Grubinger and UVM Extension, in collaboration with growers in areas like Connecticut and Rhode Island — where the pest has been for a couple of years — are researching ways to minimize the impact in Vermont. Grubinger said many have found that simply harvesting berries as soon as they are ripe does a lot of good.
“Clean picking is the way to go,” he said.
He and others have also experimented with inventing traps for the insects, which will stop and eat sugar the moment they sense it.
“Someone figured out that if you put two gallons of sugar in 10 gallons of insecticide, they’ll eat it,” he recalled.
The idea is to devise a trap that the flies will go to before the fruit, and that will kill them before they can leave again. The science has not yet caught up, but a number of effective spray-free techniques have been developed already, and Grubinger is sure the chemicals that attract flies and the poisons that kill them will become increasingly refined.
In the meantime, a set of instructions for Grubinger’s latest low-cost, do-it-yourself design — which attracts the flies with a mix of sugar, yeast and apple cider vinegar, then drowns them in a mix of wine, vinegar and detergent — is available on his website, www.uvm.edu/vtvegandberry/SWDInfo.html.
“If you have 50 traps and 100 berry plants, (the traps) make a difference,” he said.
The most thoroughly effective and environmentally sound option known so far is netting, with openings no bigger than one square millimeter. The netting can be costly, however, and difficult to find. Grubinger knows of one place that sells it in bulk, but the seller is located in Quebec.
For Jill Kopel, the co-owner of New Leaf Organics in Bristol, which offers pick-your-own berries as well as vegetables, the netting would have been her first choice but the cost made her hesitate.
“We had already made a couple of big capital investments on the farm this year,” she said.
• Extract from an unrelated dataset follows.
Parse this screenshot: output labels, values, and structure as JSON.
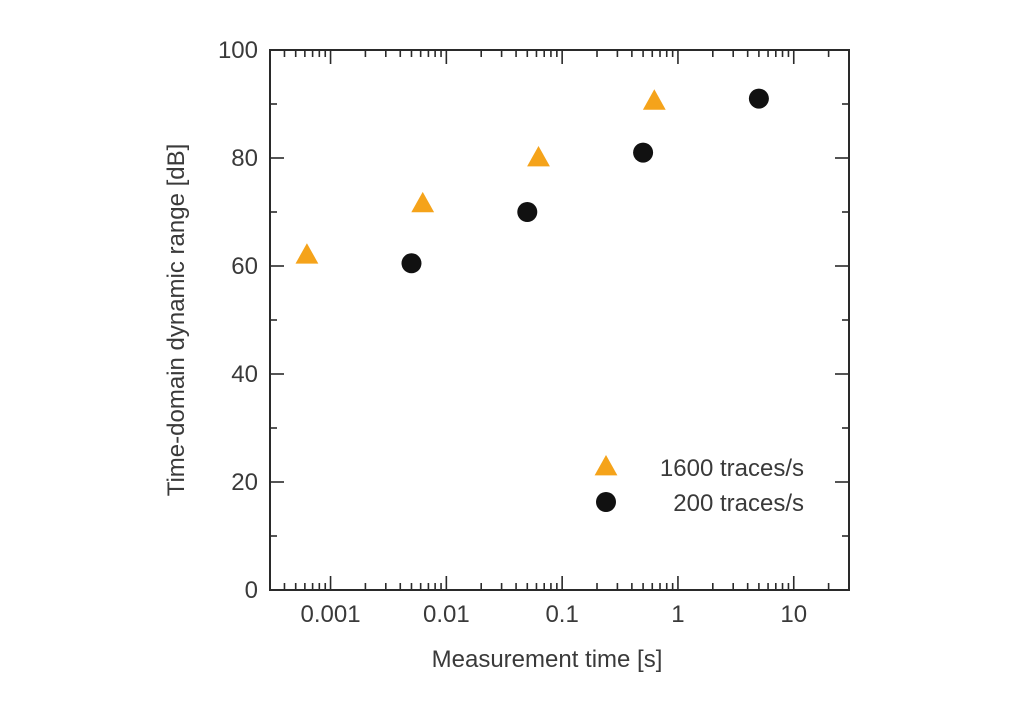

Kopel said she had been “very aware” of the threat posed by the invasive fly, and had attended several workshops during the winter months to learn how to make her farm less vulnerable.
“We are trying to very proactive,” she said.
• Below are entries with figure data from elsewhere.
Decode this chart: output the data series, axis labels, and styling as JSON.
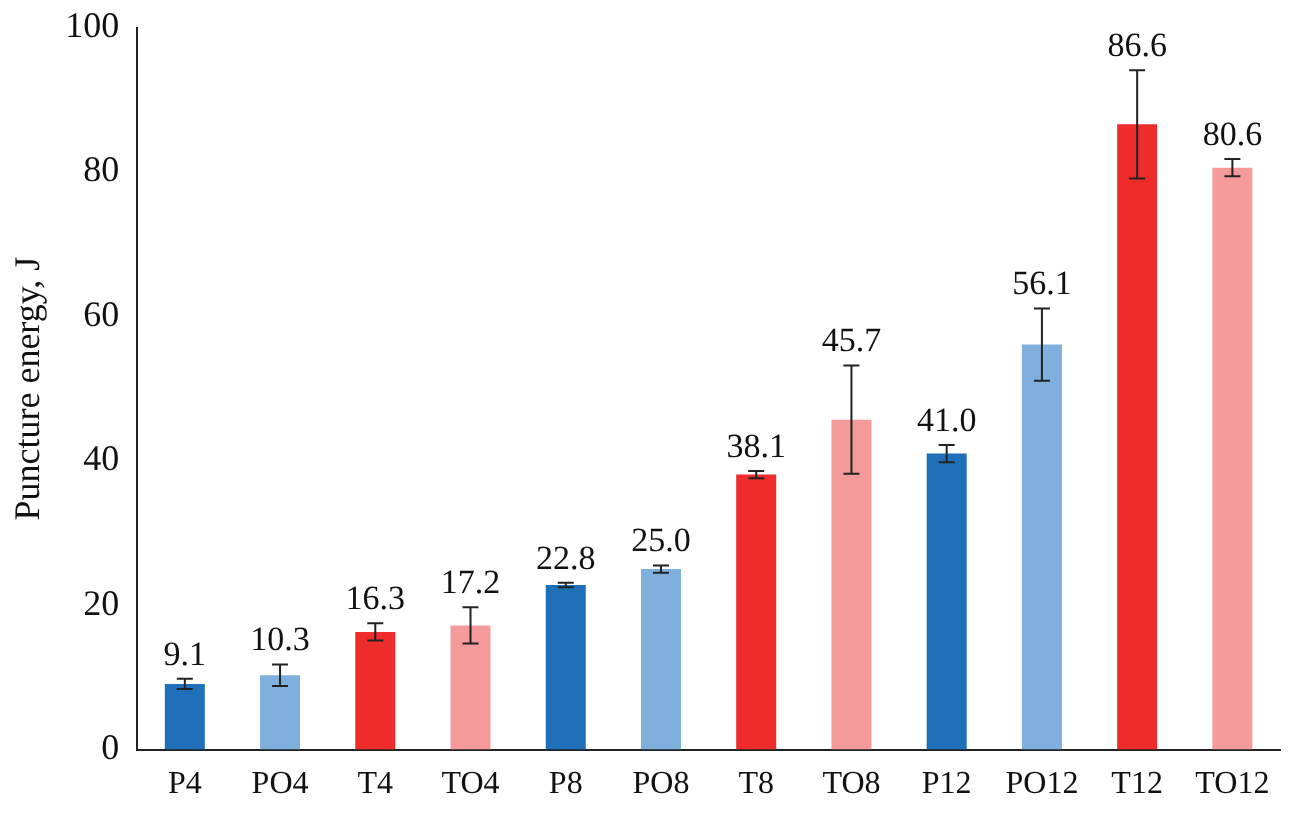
{
  "chart_data": {
    "type": "bar",
    "ylabel": "Puncture energy, J",
    "categories": [
      "P4",
      "PO4",
      "T4",
      "TO4",
      "P8",
      "PO8",
      "T8",
      "TO8",
      "P12",
      "PO12",
      "T12",
      "TO12"
    ],
    "values": [
      9.1,
      10.3,
      16.3,
      17.2,
      22.8,
      25.0,
      38.1,
      45.7,
      41.0,
      56.1,
      86.6,
      80.6
    ],
    "colors": [
      "#1f70b8",
      "#7fb0dd",
      "#ee2c2c",
      "#f59a9a",
      "#1f70b8",
      "#7fb0dd",
      "#ee2c2c",
      "#f59a9a",
      "#1f70b8",
      "#7fb0dd",
      "#ee2c2c",
      "#f59a9a"
    ],
    "errors": [
      0.7,
      1.5,
      1.2,
      2.5,
      0.3,
      0.5,
      0.5,
      7.5,
      1.2,
      5,
      7.5,
      1.2
    ],
    "value_labels": [
      "9.1",
      "10.3",
      "16.3",
      "17.2",
      "22.8",
      "25.0",
      "38.1",
      "45.7",
      "41.0",
      "56.1",
      "86.6",
      "80.6"
    ],
    "ylim": [
      0,
      100
    ],
    "yticks": [
      0,
      20,
      40,
      60,
      80,
      100
    ],
    "grid": false,
    "legend": false
  }
}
Kopel said that she and her husband had considered expanding their berry operations this year, but had decided not to in large part because it seemed like too costly an investment when area growers were still unsure of how devastating the new fly would be.
Down in Brandon, Satz considers himself lucky that he mostly has June-bearing berries, and has also put expansion plans on hold.
“I just personally wouldn’t want to spray berries close to consumption,” he said. “We’re certified organic, and it’s an awfully tough pest. It is making me think twice about expanding my raspberry crop.”